Use the TI-84 calculator to find the Z-scores that bound the middle 82% of the area under the standard normal curve.

Use the TI-84 calculator to find the Z-scores that bound the middle 82% of the area under the standard normal curve. Enter the answers in ascending order and round to two decimal places. The Z-scores for the given area are [insert correct values here] and [insert correct values here].

The Correct Answer and Explanation is:

To find the Z-scores that bound the middle 82% of the area under the standard normal curve using the TI-84 calculator, follow these steps:

Steps to Calculate:

1. Press the 2nd button, then the VARS button to access the DISTR menu (where probability distributions are listed).
2. Scroll down and select invNorm(. This function will allow you to find the Z-scores for a given probability.
3. The syntax for the invNorm function is: invNorm(area to the left, mean, standard deviation).
   • In this case, the mean is 0 and the standard deviation is 1 (because we are dealing with the standard normal distribution).
4. Middle 82% of the area means that 82% of the area is between the two Z-scores, and 18% is split equally on both sides of the middle. This means:
   • The area to the left of the lower Z-score is 9% (half of 18%).
   • The area to the right of the upper Z-score is also 9%.
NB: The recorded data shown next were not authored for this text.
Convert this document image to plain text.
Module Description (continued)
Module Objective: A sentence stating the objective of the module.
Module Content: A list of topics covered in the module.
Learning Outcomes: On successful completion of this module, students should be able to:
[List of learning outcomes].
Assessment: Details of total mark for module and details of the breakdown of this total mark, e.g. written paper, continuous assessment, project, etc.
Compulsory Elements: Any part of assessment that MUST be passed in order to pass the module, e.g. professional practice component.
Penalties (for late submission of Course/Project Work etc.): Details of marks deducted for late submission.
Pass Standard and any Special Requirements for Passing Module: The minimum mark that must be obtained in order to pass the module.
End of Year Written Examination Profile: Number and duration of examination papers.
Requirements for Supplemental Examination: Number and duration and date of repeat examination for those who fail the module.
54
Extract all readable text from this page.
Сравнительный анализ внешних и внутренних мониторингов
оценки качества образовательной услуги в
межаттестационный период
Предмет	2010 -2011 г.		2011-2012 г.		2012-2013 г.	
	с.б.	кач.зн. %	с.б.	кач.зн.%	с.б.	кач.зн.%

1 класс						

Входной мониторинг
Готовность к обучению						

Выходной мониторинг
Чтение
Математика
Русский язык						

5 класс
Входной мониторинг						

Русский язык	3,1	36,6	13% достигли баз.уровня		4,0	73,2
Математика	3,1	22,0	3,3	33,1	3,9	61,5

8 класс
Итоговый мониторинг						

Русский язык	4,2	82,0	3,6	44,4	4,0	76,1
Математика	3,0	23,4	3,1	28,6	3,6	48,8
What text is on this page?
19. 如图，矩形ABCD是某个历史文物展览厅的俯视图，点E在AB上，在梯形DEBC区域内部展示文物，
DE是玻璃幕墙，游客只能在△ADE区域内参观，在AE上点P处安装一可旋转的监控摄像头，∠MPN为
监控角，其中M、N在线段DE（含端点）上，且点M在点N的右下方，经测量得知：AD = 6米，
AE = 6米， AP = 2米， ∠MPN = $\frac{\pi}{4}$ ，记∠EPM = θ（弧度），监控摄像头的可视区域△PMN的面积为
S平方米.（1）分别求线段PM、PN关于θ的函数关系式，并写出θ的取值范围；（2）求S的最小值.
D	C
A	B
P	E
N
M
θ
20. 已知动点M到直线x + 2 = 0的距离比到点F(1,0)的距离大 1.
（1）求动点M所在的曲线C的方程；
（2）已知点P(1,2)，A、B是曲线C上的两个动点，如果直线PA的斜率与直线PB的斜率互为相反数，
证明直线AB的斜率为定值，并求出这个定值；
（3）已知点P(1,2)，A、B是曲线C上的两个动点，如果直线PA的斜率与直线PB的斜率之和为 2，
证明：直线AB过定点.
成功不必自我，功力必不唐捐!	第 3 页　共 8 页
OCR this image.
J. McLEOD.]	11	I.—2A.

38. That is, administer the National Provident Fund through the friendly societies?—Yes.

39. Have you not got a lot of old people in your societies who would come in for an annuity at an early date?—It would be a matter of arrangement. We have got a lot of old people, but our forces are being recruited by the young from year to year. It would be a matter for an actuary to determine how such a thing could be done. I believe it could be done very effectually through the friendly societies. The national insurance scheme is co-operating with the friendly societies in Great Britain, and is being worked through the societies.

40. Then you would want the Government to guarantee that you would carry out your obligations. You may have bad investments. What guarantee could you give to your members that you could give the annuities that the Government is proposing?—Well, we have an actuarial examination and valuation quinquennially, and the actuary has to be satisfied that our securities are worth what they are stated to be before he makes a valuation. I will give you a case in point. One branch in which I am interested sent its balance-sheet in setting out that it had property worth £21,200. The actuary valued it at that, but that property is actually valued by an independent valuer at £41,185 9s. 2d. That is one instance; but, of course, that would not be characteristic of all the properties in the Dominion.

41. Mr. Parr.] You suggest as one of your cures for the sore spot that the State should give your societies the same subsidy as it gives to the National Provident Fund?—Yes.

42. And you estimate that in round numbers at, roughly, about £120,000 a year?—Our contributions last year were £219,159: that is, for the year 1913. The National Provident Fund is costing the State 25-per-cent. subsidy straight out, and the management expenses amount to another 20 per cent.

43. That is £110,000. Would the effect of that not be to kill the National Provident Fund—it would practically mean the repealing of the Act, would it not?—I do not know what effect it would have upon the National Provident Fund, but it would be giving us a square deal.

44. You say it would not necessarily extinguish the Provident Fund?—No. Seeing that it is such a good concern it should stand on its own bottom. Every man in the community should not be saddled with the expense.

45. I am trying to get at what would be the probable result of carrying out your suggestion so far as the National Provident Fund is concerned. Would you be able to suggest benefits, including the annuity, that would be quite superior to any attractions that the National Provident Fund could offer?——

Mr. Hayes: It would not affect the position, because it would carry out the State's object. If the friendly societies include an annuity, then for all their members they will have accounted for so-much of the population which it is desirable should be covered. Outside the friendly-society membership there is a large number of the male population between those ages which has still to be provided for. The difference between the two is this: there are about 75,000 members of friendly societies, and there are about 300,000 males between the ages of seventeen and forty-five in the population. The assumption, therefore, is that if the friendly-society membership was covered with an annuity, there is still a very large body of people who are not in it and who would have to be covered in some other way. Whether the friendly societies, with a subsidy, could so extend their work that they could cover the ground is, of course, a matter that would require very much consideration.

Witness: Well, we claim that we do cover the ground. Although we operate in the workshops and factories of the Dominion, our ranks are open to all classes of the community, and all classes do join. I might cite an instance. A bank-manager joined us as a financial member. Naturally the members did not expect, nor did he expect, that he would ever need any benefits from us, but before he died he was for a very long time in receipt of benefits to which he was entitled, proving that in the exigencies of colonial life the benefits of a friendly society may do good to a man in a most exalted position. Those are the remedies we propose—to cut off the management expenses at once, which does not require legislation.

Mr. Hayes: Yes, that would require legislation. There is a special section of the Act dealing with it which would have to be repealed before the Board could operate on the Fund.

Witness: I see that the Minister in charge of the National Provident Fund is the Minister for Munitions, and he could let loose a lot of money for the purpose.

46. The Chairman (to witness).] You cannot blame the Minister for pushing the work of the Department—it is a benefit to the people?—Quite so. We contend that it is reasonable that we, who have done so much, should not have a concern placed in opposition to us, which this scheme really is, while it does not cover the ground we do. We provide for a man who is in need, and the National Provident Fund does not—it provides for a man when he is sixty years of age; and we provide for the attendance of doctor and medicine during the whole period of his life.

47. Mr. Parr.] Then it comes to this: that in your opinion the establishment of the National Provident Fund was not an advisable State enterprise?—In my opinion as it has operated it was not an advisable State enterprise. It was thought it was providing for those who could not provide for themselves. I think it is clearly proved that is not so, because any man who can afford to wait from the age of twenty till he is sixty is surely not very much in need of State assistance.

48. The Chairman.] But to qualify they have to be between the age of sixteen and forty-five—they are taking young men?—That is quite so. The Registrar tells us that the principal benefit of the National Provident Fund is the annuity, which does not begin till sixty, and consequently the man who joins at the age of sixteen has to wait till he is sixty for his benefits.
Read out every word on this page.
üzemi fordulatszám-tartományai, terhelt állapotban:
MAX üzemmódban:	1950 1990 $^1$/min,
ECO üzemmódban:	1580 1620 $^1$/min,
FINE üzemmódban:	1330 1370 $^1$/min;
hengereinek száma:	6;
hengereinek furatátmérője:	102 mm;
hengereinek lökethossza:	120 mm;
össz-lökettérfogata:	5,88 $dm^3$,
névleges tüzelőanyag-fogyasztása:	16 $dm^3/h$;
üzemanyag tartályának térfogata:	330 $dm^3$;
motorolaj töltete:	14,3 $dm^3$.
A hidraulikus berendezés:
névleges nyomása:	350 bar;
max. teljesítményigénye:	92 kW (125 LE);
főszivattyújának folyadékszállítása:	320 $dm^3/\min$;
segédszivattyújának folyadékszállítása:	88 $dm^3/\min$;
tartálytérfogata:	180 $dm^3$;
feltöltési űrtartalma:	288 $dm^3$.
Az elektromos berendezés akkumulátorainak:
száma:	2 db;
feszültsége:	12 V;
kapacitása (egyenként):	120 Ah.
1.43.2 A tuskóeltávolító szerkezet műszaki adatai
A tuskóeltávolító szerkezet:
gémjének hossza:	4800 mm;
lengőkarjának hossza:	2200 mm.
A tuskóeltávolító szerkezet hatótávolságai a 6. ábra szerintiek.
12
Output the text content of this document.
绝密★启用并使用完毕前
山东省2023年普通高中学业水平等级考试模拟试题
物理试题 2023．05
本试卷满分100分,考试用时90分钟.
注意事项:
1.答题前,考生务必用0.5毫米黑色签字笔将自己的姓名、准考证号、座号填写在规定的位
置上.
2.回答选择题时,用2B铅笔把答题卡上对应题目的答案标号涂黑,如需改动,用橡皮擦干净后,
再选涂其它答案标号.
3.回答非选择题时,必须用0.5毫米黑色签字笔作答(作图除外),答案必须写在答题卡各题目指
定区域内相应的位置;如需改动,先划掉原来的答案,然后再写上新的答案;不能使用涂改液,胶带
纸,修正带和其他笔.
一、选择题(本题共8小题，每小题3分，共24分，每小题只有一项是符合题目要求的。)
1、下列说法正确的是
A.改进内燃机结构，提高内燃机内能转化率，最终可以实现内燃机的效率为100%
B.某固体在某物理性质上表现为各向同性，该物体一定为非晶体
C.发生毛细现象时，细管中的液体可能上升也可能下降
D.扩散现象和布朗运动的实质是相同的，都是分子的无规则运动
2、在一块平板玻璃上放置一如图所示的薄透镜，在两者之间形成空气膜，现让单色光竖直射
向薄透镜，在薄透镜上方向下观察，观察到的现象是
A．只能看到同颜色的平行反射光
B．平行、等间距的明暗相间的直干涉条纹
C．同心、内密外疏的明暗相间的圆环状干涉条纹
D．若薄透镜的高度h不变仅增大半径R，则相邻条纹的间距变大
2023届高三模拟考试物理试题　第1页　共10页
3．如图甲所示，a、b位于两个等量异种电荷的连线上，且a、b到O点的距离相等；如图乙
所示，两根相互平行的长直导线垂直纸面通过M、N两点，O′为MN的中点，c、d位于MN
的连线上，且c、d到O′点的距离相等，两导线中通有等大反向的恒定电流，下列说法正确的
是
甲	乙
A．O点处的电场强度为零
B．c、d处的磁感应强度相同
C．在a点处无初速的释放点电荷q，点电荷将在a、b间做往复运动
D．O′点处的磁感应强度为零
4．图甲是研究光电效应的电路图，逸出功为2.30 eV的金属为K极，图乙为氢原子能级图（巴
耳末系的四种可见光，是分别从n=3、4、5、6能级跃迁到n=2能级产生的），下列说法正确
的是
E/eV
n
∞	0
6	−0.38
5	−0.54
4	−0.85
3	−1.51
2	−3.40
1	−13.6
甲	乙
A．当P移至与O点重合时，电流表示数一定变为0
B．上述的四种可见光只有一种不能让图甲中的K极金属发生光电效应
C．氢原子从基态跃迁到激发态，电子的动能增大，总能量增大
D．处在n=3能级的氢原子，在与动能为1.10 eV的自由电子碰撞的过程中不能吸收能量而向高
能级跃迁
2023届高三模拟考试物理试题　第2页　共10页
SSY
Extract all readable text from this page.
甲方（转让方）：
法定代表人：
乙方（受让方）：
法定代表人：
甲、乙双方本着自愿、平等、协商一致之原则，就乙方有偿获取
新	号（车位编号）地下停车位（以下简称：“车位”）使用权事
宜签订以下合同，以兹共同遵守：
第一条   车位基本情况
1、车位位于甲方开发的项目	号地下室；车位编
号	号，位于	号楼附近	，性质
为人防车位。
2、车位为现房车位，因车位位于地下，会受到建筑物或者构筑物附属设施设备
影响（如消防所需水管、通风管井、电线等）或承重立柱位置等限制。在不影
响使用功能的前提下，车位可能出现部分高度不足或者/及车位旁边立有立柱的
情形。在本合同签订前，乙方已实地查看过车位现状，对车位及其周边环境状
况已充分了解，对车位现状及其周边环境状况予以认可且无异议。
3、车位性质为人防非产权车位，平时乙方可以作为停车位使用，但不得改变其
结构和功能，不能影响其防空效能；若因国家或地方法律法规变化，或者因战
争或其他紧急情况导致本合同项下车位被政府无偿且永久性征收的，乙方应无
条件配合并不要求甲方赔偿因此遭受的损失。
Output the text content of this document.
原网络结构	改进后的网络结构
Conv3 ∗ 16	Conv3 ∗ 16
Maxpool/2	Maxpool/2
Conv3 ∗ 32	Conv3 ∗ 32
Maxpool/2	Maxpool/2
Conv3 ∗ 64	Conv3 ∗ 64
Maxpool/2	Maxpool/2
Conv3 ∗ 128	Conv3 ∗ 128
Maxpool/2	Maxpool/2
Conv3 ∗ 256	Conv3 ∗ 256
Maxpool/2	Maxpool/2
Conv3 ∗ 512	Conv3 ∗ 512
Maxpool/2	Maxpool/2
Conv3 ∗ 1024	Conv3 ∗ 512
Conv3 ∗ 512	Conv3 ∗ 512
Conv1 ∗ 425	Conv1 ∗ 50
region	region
Thus, the area to the left of the lower Z-score is 0.09, and the area to the left of the upper Z-score is 0.91 (since the total area under the curve is 1, and 1 – 0.09 = 0.91).

5. First Z-score (lower bound):
   • For the lower Z-score, enter invNorm(0.09, 0, 1) into the calculator.
   • The result is approximately -1.34.
6. Second Z-score (upper bound):
   • For the upper Z-score, enter invNorm(0.91, 0, 1) into the calculator.
   • The result is approximately 1.34.

Final Answer:

The Z-scores that bound the middle 82% of the area under the standard normal curve are -1.34 and 1.34.

Explanation:

• A Z-score represents the number of standard deviations a data point is from the mean in a standard normal distribution.
• The middle 82% means that 9% of the area is on the lower tail, and 9% on the upper tail, leaving 82% in the middle. By using the invNorm function, we are finding the Z-scores that correspond to the cumulative probabilities of 0.09 (lower bound) and 0.91 (upper bound).
• The TI-84 calculator uses the cumulative distribution function (CDF) to return these Z-scores.